Ce projet lourd représente un montant global de 35 millions d'euros à la charge du Conseil régional des Pays-de-Loire. Le surcoût de la mise en oeuvre de techniques de haute qualité environnementale (HQE) ainsi que les éco-bilans des matériaux utilisés et la gestion des déchets du chantier sont estimés à 10% du montant total des travaux. L'Europe a accordé une subvention de 1,3 million d'euros via le programme «Retrofitting for environmental viability improvement of valued architectural landmark's» (Revival), un projet de recherche sur cinq ans supporté par le cinquième programme cadre «Energie» de la Commission européenne. Il s'agit d'étudier les bilans d'émissions des gaz à effet de serre (GES) issus des chantiers de réhabilitation de bâtiments existants. C'est dans la rénovation que va en effet se jouer l'efficacité des politiques de réduction des GES dans l'habitat. Selon l'Agence de l'environnement et de la maîtrise de l'énergie (Ademe), 70% des bâtiments actuels seront toujours en activité en 2050.

«La démarche a commencé par une étude d'un an sur le confort thermique des bâtiments, explique Gérard Gaudin, gérant de Gaudin ingénierie, l'entreprise qui a piloté ce chantier de haute qualité environnementale. On a pu ainsi prendre la mesure des déperditions de chaleur et de l'inconfort ressenti par les occupants ». La destruction des ateliers contenant de l'amiante a facilité le traitement énergétique des bâtiments. Les architectes ont dessiné les nouveaux ateliers du lycée technique en vis-à-vis du lycée général. Les deux structures sont séparées par un atrium couvert : «cet atrium est ouvert l'été, fermé l'hiver, décrit Gérard Gaudin. Il sert de lieu de rencontre pour les élèves quelques soient leurs filières. Ouvert, il ventile et rafraîchit les deux façades des bâtiments. Fermé, il évite les déperditions d'énergie de deux façades». Les fenêtres exposées au sud ont été plus difficiles à traiter. Gaudin ingénierie a installé des pare-soleils d'aluminium pour réduire l'intensité lumineuse. Dans l'ensemble des classes, les architectes ont recherché en priorité l'éclairage naturel.

Tous les matériaux utilisés sur le chantier ont subi un éco-bilan. Les frais de transports ont même été intégrés dans les calculs de dépense en énergie du chantier. Les déchets ont été strictement triés pour recyclage. Profitant des subsides européens, Gérard Gaudin a porté le plus loin possible les exigences HQE. En fin de chantier, le surcoût de ces mesures s'est élevé à 3.658.800 euros. Reste donc désormais à calculer si cet investissement est bien rentable.

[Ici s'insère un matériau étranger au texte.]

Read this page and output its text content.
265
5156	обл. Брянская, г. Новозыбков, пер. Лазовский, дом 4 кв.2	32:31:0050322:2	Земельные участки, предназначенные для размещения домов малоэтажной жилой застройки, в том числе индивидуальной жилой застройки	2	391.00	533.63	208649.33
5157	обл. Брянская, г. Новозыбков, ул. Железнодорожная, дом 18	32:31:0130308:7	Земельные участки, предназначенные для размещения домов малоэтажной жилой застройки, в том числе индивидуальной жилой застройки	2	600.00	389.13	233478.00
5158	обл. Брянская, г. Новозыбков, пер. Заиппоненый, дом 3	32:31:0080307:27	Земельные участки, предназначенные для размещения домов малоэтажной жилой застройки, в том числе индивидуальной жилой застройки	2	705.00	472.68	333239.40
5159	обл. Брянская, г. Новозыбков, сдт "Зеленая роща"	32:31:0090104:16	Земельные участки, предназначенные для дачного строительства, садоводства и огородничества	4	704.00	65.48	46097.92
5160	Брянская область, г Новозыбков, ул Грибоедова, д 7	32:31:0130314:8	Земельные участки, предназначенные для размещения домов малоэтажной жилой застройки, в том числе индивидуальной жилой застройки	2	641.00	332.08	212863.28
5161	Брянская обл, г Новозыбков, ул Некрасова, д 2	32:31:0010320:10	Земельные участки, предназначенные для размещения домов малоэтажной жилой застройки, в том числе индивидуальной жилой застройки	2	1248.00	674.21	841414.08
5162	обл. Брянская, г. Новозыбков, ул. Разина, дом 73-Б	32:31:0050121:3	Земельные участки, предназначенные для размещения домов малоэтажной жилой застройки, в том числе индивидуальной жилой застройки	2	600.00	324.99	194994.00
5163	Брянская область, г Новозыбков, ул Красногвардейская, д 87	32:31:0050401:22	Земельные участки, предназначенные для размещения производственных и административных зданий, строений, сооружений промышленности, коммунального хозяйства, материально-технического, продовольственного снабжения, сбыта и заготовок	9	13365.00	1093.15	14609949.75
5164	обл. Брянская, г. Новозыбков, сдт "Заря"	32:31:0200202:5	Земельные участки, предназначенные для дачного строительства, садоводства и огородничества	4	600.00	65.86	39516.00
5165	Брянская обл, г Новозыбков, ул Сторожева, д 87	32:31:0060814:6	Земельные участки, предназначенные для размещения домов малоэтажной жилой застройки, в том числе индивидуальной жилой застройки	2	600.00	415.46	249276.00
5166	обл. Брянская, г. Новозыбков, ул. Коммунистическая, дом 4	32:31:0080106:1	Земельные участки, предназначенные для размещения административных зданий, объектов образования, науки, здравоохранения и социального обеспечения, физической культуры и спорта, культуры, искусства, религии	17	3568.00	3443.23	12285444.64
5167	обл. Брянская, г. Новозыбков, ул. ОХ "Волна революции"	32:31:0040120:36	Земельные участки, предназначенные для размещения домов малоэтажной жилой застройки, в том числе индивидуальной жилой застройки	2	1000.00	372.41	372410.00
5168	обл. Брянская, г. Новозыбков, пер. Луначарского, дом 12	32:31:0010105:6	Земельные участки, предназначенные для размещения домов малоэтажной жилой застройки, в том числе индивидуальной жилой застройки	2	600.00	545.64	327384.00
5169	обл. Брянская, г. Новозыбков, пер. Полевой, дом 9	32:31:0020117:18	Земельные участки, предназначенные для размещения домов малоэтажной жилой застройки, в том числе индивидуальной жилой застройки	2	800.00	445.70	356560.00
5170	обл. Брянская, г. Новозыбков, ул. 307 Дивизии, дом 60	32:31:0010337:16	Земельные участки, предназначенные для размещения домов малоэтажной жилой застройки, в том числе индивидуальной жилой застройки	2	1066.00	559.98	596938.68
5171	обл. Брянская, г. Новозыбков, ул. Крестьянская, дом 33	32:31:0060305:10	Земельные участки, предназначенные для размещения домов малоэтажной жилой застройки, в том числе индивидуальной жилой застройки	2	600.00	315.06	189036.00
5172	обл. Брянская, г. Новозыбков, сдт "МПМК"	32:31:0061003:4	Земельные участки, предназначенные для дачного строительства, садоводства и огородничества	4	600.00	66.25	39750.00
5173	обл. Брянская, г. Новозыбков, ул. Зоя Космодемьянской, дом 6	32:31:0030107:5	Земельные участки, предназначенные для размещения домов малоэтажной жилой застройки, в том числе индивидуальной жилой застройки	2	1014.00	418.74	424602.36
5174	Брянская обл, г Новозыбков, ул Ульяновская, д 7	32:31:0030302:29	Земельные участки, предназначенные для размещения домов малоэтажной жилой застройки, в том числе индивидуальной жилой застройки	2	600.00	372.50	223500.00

L'objectif est en effet de réduire la consommation énergétique du lycée de 60% et de réduire ainsi de moitié les émissions de CO2. Jusqu'en 2008, toutes les factures d'énergie du lycée vont donc être épluchées, l'usage social des bâtiments et notamment de l'atrium, étudié; les matériaux utilisés être auscultés. L'Europe et le Conseil régional entendent ainsi faire la démonstration de l'intérêt écologique, économique et social de la démarche. Pour l'étendre évidemment aux dizaines de bâtiments administratifs à réhabiliter dans les prochaines années.